High    │  KEEP SATISFIED     │  MANAGE CLOSELY     │
Power   │  (Engage carefully, │  (Key players —     │
        │   meet their needs) │   highest priority) │
        ├─────────────────────┼─────────────────────┤
Low     │  MONITOR            │  KEEP INFORMED      │
Power   │  (Low effort,       │  (Engage regularly, │
        │   watch for shifts) │   get their input)  │
        └─────────────────────┴─────────────────────┘
              Low Interest           High Interest

Output Format

👥 Stakeholder Map

StakeholderRolePowerInterestStanceKey motivation
[Name/Role][Their function]High/Med/LowHigh/Med/LowSupport/Neutral/Resist[What they care about]

🕸️ Influence Network

Key relationships to understand:

  • Decision-makers: Who has final say?
  • Key influencers: Who shapes the decision-makers' views?
  • Gatekeepers: Who controls access to the decision-makers?
  • Coalitions: Which stakeholders move together?
  • Tensions: Which stakeholder relationships are already strained?

⚠️ Risk Stakeholders

Stakeholders who could block or derail:

  • Who: [Name/role]
  • How they could block: [Specific mechanism]
  • Why they might resist: [Their underlying concern]
  • How to mitigate: [Engagement approach]

🎯 Engagement Strategy

Priority tier 1 — Manage closely (High power, High interest):

  • [Stakeholder]: [Specific engagement approach and message]

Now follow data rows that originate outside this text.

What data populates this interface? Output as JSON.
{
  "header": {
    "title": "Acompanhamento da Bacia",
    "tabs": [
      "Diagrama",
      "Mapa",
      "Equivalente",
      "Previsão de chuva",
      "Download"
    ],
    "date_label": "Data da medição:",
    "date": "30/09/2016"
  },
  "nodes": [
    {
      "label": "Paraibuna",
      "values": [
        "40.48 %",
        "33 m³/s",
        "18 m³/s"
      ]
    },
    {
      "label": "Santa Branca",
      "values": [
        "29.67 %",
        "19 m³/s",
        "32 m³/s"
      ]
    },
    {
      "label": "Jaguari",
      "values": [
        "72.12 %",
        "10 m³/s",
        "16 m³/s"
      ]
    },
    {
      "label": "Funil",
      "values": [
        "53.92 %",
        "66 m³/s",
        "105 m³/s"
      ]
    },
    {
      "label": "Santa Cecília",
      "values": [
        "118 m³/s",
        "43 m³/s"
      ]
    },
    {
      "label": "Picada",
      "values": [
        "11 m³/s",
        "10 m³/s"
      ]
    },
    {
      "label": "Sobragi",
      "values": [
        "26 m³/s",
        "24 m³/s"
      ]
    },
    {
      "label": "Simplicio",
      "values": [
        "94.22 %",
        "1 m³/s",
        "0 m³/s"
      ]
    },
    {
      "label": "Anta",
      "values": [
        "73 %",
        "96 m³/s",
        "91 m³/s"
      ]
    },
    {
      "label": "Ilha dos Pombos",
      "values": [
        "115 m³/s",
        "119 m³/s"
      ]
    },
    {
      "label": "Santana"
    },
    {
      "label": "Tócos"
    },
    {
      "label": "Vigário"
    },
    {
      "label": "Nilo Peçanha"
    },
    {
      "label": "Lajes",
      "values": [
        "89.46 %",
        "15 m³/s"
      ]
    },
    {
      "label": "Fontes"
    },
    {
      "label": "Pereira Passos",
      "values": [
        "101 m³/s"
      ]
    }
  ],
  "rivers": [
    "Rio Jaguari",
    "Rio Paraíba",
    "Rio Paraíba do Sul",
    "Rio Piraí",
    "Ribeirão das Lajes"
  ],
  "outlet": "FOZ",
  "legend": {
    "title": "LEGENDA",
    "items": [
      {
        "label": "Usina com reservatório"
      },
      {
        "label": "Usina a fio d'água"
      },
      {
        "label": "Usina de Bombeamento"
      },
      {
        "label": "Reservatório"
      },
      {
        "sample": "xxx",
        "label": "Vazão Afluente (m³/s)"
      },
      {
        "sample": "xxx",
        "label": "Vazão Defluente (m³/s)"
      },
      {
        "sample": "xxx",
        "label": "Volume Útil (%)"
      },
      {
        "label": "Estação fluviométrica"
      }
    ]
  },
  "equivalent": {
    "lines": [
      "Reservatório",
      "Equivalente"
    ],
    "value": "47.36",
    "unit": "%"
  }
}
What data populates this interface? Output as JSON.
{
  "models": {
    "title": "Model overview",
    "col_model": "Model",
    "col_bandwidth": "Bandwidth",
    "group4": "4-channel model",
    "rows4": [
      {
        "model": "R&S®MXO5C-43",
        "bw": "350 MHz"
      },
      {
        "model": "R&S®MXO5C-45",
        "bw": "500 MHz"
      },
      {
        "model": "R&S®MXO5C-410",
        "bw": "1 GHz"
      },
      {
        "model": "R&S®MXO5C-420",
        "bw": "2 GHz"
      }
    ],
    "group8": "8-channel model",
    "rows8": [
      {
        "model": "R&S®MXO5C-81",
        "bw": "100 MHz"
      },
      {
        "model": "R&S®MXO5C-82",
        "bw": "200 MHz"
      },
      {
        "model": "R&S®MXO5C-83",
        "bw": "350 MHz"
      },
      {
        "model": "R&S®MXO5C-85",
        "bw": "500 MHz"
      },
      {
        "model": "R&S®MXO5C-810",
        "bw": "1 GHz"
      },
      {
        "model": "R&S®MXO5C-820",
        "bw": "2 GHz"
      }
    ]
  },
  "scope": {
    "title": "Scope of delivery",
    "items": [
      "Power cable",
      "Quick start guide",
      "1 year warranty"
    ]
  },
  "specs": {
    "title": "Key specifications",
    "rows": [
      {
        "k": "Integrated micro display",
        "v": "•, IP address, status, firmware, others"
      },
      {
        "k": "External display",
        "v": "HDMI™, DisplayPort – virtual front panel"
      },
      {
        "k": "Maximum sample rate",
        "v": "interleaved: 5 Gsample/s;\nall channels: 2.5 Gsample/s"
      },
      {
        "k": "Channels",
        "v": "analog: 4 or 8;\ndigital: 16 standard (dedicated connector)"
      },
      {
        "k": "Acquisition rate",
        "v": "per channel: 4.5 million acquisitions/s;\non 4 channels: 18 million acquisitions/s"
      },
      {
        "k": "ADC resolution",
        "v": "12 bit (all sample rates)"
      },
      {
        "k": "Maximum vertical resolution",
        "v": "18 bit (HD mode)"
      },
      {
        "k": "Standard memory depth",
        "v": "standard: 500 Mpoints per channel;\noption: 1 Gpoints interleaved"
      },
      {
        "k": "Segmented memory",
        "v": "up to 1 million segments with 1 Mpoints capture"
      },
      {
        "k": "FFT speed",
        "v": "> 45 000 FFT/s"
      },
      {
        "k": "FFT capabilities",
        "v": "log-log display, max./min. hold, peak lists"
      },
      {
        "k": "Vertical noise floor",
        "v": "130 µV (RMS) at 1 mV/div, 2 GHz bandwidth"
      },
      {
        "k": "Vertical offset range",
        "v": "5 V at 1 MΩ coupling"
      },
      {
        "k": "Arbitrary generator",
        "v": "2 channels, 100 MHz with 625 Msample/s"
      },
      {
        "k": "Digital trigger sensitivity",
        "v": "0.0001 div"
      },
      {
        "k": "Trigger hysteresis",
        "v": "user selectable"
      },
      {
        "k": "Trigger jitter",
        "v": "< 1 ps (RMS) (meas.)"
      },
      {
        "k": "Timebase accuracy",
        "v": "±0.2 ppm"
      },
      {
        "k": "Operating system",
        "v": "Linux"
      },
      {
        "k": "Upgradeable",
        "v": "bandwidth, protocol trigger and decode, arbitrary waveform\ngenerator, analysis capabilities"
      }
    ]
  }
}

Priority tier 2 — Keep satisfied (High power, Low interest):

  • [Stakeholder]: [What they need, minimum viable engagement]

Priority tier 3 — Keep informed (Low power, High interest):

  • [Stakeholder]: [Communication cadence, how to use their energy positively]

Priority tier 4 — Monitor (Low power, Low interest):

  • [Stakeholder]: [Watch for shifts, low effort]

📣 Sequencing

The order in which you engage stakeholders matters:

  1. Who should be brought in first to build momentum?
  2. Who needs to see other supporters before they'll move?
  3. Who is a multiplier — their endorsement convinces others?
  4. Who should be engaged last (after critical mass is established)?

💬 Messaging by Stakeholder Type

Different stakeholders need different framings of the same initiative:

Stakeholder typeWhat they care aboutHow to frame the proposal
ExecutiveCost, risk, strategic alignment[Frame in their terms]
EngineeringTechnical quality, workload[Frame in their terms]
ProductUser impact, roadmap[Frame in their terms]
OperationsStability, process change[Frame in their terms]

Resistance Patterns

Understand why people resist — the response is different for each:

Type of resistanceRoot causeResponse
Rational disagreementThey see a real flawEngage with the argument, not the person
Fear of changeLoss of comfort/competenceReduce the change burden, involve them early
TerritorialPerceived threat to their domainGive them ownership of part of it
Incentive misalignmentTheir success metric opposes the changeChange the metric or show how it aligns
Information gapThey don't understand the full pictureBetter communication, earlier involvement
Trust deficitPast bad experiences with similar changesAcknowledge history, build incrementally
PoliticalOpposing someone associated with the initiativeNavigate through mutual allies

Thinking Triggers

  • "Who benefits from the current state and has a reason to resist this?"
  • "Who has informal influence that doesn't show up on the org chart?"
  • "Whose endorsement would move the most people?"
  • "What does each key stakeholder stand to lose if this succeeds?"
  • "Who should hear about this before the formal announcement?"
  • "What's the minimum viable coalition needed to move this forward?"